No, this is not true, but it creates the impression of artificial order in the image. If you order pixels into hard edged blocks, it does not create illusion of sub-pixel detail and I can't even imagine how one could think it does - instead images detail's positional accuracy is reduced. There is a good point in no-AA filter relevant to this and it is higher local contrast - not having to increase it in procesing means less noise and possible artifacts introduces.


If you don't like the aliasing then you should be shooting landscape through a vasiline smeared lens in a heavy fog; every sensor is made up of discrete pixels and so too should be your image if you desire the utmost in detail.

And every proper digital imager has a low-pass filter (AA-filter). What you talk is akin to what you blame of me. It is a pity Sony A7r does not have it, though considering the exit-pupil issue it's understandable.

Additionally aliasing is more visible in man-mande structures, like cityscapes.

You can easily blur something after the fact

Nonsense. Aliasing is difficult to cure - moire is the easiest subset, but regular jagged edges need heavy blurring to be fixed after the quantification - it is much less problematic to do it before sampling.

, you cannot take a smoothed image and provide more than a pale imitation of detail, like a watery diet coke next to the Real Thing.

I am sure you see nightmares then when 99.999% of all the images you see in the world are made with cameras using conventional image sensors if you indeed see all those images as pale imitations of detail. Funny how you see clear digitali artifacts, aliasing, as "Real Thing" or good representation of it.


I can understand how everyone does not like detail

You mean artifacts. Detail and artifacts are not synonyms.

(well actually I can't but intellectually I observe this to be true), but saying that you shouldn't choose a Sigma camera because of aliasing totally misses the allure of the cameras to many.

I pointed out other reasons too which you conviniently ignored - high noise, inaccurate colours often hard to process well and so on. Aliasing is one more issue. Yet you choose to make the statement that it's far better option for this purpouse.

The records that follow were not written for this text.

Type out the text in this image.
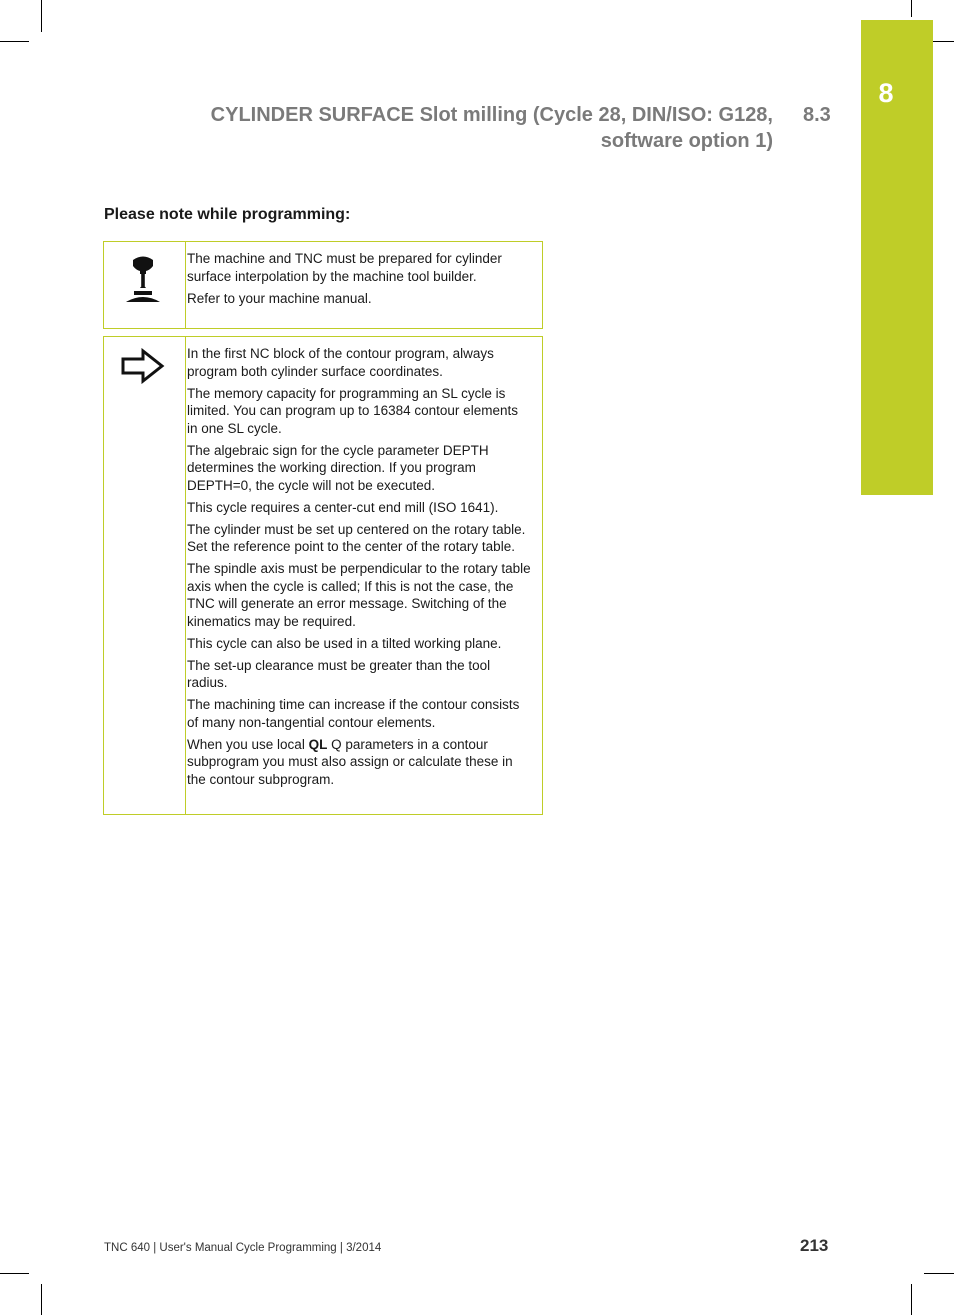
8
CYLINDER SURFACE Slot milling (Cycle 28, DIN/ISO: G128,
software option 1)
8.3
Please note while programming:

The machine and TNC must be prepared for cylinder surface interpolation by the machine tool builder.

Refer to your machine manual.

In the first NC block of the contour program, always program both cylinder surface coordinates.

The memory capacity for programming an SL cycle is limited. You can program up to 16384 contour elements in one SL cycle.

The algebraic sign for the cycle parameter DEPTH determines the working direction. If you program DEPTH=0, the cycle will not be executed.

This cycle requires a center-cut end mill (ISO 1641).

The cylinder must be set up centered on the rotary table. Set the reference point to the center of the rotary table.

The spindle axis must be perpendicular to the rotary table axis when the cycle is called; If this is not the case, the TNC will generate an error message. Switching of the kinematics may be required.

This cycle can also be used in a tilted working plane.

The set-up clearance must be greater than the tool radius.

The machining time can increase if the contour consists of many non-tangential contour elements.

When you use local QL Q parameters in a contour subprogram you must also assign or calculate these in the contour subprogram.

TNC 640 | User's Manual Cycle Programming | 3/2014	213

Consider buying the Canon for astro work, then a Sigma DP-1M, possibly also a DP-2M for landscapes.

Or maybe Sony A7r or Nikon D800 for both astro and landscape?

Both are not as good as the Sigma for landscape, and from many example photographs I've seen it seems like the Canon cameras are better for astro work.

Both are better than any Sigma for landscape. Neither has AA-filter by the way (well, D800E doesn't, or the Sony). Both alias, just like you like it. Both are better for astro than Sigma. Or are you saying that 15Mp Sigma aliased image is better than 36Mp full frame aliased image when the Sigma has much lower SNR, more noise, inaccurate colours, limited processing support, lower image magnification need,...

Do you seriously think you're being objective?

Besides, lets say you do want to use them for landscape - what lens could you put on them that would work as well as the DP-1M lens?

Lot's of them work just as well or even better. And have a few more focal lengths.

There is nothing that performs as well in even the Nikon mount, the fact that both cameras are full-frame makes that an even harder task.

The Sony takes Leicas lenses if you like. Also the new Voigtländer 21mm is stunning.

The Nikon 14-24 is not exactly bad either.

And neither is locked to one focal lenght.

Also personally I think full-frame cameras are nice for portrait and other close scenes, but if you are trying to shoot a lot of stuff with a high DOF then a crop sensor camera really helps you out

Nonsense. The small sensor does not offer ANY DOF anvantage. Dof is a function of field of view, aperture (entrance pupil diameter, not the aperture number) and focus distance. If you use a 30mm lens on APS-C at f/4, you'll get an identical FOV and DOF on full frame with 45mm and f/6.

. Since there are no other crop sensor cameras with level of detail equal to the D800e, you are left looking at the Sigma cameras for landscape.